According to the Securities and Exchange Commission’s complaint, James Collins and Robert DiMeo artificially inflated the value of the collateral underlying the deal.
This is not their first brush with trouble. Along with Michael Walsh, an accountant, they were indicted on fraud charges by the U.S. Department of Justice in May 2020 for misappropriating more than $5 million in company funds. The DOJ alleged that the trio improperly transferred money to themselves and their family.

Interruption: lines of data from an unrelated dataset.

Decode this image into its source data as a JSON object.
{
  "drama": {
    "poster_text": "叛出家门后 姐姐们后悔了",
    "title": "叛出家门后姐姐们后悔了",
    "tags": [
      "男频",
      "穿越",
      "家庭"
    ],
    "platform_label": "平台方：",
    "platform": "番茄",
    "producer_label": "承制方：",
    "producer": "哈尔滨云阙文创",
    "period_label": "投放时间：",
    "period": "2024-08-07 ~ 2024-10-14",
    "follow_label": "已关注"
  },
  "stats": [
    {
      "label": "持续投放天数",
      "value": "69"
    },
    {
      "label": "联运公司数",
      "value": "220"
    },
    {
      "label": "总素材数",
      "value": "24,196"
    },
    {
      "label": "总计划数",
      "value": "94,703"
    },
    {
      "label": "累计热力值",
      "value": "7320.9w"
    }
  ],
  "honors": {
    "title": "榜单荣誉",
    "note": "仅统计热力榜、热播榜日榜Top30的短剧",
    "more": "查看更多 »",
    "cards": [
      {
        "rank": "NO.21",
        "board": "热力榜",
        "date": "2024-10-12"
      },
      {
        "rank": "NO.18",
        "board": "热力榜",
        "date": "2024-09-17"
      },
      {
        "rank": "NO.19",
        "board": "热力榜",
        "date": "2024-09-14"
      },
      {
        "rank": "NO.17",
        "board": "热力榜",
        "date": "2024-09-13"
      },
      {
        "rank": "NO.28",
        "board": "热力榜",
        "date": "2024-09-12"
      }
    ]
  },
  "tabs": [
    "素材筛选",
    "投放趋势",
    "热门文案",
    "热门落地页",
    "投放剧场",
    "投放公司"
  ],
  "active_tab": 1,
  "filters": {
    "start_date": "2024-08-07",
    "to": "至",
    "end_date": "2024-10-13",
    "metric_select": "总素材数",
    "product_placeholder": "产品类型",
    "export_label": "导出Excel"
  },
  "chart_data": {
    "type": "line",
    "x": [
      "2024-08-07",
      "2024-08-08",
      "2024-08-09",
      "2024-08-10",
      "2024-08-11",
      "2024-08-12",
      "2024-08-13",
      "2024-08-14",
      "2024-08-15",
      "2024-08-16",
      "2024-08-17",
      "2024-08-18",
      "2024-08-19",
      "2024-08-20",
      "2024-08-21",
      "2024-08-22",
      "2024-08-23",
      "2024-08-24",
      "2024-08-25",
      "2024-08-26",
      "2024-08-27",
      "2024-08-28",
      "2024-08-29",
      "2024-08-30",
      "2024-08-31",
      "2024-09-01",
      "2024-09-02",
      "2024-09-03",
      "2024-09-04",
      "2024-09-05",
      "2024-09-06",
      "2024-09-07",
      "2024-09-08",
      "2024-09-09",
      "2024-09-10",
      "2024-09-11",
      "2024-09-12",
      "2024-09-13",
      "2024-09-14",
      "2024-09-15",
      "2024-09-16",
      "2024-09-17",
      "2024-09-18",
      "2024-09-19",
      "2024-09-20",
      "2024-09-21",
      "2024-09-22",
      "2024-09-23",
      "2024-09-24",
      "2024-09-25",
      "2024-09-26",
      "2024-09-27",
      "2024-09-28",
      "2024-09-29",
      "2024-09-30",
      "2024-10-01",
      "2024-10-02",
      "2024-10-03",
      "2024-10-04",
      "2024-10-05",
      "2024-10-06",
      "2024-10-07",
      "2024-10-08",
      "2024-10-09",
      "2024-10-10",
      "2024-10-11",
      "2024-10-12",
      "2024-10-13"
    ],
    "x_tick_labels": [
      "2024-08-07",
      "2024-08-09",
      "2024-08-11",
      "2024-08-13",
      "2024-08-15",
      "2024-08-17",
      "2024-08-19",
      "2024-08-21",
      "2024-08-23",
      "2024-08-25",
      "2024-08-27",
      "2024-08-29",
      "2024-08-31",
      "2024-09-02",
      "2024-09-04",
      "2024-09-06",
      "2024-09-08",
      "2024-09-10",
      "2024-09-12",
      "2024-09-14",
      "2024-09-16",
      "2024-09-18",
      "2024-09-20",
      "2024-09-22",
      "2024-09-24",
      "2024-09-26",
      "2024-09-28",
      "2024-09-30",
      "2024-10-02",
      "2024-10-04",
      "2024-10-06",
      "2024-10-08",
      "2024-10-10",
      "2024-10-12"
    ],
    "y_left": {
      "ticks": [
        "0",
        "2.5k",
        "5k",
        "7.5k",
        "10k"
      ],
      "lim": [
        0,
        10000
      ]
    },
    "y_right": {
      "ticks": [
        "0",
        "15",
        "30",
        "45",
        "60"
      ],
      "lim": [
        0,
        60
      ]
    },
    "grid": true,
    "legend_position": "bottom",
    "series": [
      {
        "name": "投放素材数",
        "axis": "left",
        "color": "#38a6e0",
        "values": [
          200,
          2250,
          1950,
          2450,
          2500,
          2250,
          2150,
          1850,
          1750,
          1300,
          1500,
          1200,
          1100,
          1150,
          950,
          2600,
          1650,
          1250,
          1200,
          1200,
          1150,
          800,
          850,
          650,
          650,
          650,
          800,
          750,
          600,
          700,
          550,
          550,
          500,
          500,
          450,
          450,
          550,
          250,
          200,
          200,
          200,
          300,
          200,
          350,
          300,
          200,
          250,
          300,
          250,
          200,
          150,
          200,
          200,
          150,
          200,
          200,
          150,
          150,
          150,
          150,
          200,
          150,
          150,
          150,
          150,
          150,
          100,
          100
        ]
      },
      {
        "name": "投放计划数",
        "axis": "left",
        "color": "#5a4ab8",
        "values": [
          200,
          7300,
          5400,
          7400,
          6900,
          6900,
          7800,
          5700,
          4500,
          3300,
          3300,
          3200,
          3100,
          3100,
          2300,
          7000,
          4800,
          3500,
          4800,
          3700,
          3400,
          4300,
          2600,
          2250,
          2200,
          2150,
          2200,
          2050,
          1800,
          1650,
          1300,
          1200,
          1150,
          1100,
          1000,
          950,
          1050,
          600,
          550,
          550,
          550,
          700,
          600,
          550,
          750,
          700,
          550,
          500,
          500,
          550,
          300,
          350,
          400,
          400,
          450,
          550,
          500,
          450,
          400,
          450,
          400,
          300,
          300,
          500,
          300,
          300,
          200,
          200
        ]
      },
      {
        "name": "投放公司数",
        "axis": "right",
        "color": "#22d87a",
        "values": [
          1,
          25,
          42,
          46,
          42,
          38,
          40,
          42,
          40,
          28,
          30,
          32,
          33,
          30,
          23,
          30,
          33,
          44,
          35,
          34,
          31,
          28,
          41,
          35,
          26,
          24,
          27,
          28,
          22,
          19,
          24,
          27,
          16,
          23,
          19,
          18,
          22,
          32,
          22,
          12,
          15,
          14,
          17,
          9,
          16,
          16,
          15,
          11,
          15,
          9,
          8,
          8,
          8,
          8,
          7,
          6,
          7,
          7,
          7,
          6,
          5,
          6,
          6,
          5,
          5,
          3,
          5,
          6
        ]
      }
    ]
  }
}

The deal that caught the SEC’s eye, known as HATS 2016-1, sustained huge losses and became the first subprime auto ABS transaction that S&P downgraded since the 2008 financial crisis. The SEC alleges fraud was committed against bond investors and rating agencies, among others.
The complaint alleges Collins and DiMeo included ineligible loans in the deal, extended loan repayment dates without borrowers knowing about it, and forgave payments due from delinquent borrowers. As a result, Honor gave false information to investors during the offering, the SEC said.

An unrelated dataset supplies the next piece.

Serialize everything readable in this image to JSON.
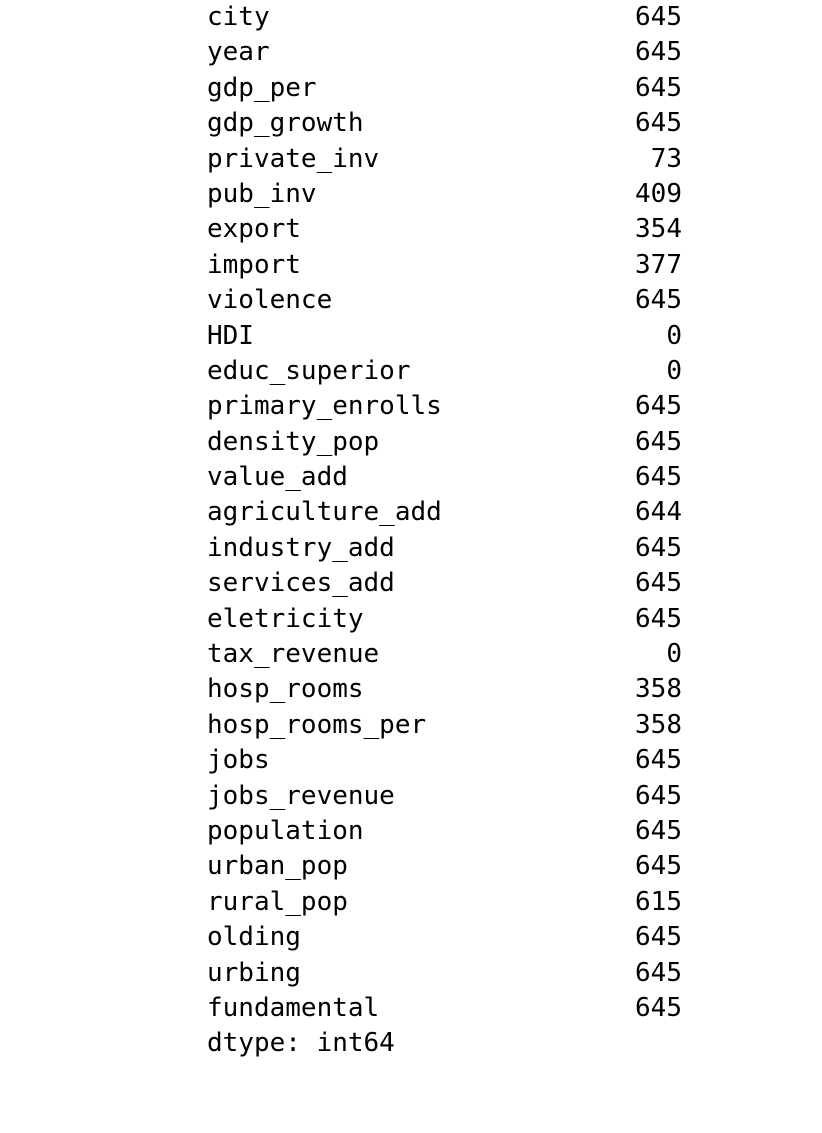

“We charge Collins and DiMeo with intentionally misleading investors, the underwriter, and ratings agencies in order to securitize loans that should not have been included in HATS and hide Honor’s improper servicing practices,” Jennifer S. Leete, associate director of the SEC’s Division of Enforcement, said in a statement. “In addition, because of their alleged misconduct, Honor continued to overstate the performance of the deal long after the securitization was issued.”
Losses from HATS were so high that rating agencies including S&P and Kroll Bond Ratings downgraded some of the subordinate tranches at least two times. Kroll cut the the slice originally rated BBB, which is investment grade, down to a junk rating of B+, and the Class C rating, which was originally BB-, was downgraded to single C.
During its 2018 downgrade of the ABS, S&P noted that Honor’s high level of loan extensions to borrowers “are a complicating factor” and “the way in which Honor serviced the pool was outside of industry norms.”
The company went defunct in 2018 and transferred its servicing to Westlake Portfolio Management, which paid down the subordinate tranches, according to a June 2019 Kroll press release.